Much of Jesus’s burial follows the social norms of the time. According to Roman protocol during the rule of Caesar Augustus, the body of a crucified person would have been given to the family or friends who requested it. This request for a body was generally only refused if the person had committed a treasonous act—such as an assassination attempt on a Roman official or leading an armed rebellion. The bodies of people convicted of these kinds of high crimes would be left hanging on their crosses as a deterrent for others. The fact that Pilate releases Jesus’s body to Joseph of Arimathea is a hint that Pilate, although agreeing to executing Jesus for the charge of treason, did not actually consider Him to be a political threat.

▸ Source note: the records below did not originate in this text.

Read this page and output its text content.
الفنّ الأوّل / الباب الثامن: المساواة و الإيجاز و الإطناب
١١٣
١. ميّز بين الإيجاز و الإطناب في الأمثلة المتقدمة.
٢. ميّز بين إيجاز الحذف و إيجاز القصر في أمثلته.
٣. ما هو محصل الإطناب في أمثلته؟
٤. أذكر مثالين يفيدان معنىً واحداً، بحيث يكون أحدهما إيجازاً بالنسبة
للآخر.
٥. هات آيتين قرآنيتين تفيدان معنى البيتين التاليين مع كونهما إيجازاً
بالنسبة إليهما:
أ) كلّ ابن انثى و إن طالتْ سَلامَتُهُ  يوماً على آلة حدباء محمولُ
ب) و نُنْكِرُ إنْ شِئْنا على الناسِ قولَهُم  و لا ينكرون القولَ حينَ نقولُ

And Pilate would have seen nothing unusual about Joseph of Arimathea coming to ask for Jesus’s body. In a case such as this, when a Jew had been condemned by the Sanhedrin and turned over to the Roman officials to carry out the death sentence, it was the responsibility of the Sanhedrin to dispose of the body. What is unusual, however, is that Jesus’s body is placed into a brand new tomb inside a nearby garden. Sanhedrin law dictated that criminals’ bodies were to be buried in specially designated ‘wretched places.’ So that even in death, they couldn’t defile the bodies of others with their evil.

Which leads to a question. Why was Jesus’s body sealed inside a tomb carved from rock?

Was it because the Sanhedrin wanted to make sure that His body wouldn’t mysteriously go missing? Afraid that the disciples would steal the body and then claim that Jesus has risen from the dead.

Or was it because Joseph and Nicodemus were no longer being held back by their fear? Maybe they were two of the religious leaders described in John 12:42, who had begun to believe in Jesus but were afraid to openly acknowledge their faith because the Pharisees could put them out of the synagogue. If Joseph and Nicodemus were in this group, perhaps their experience of Jesus’s death has made them bold.

Perfect love has driven out their fear.

Meditation: What makes you afraid about your faith?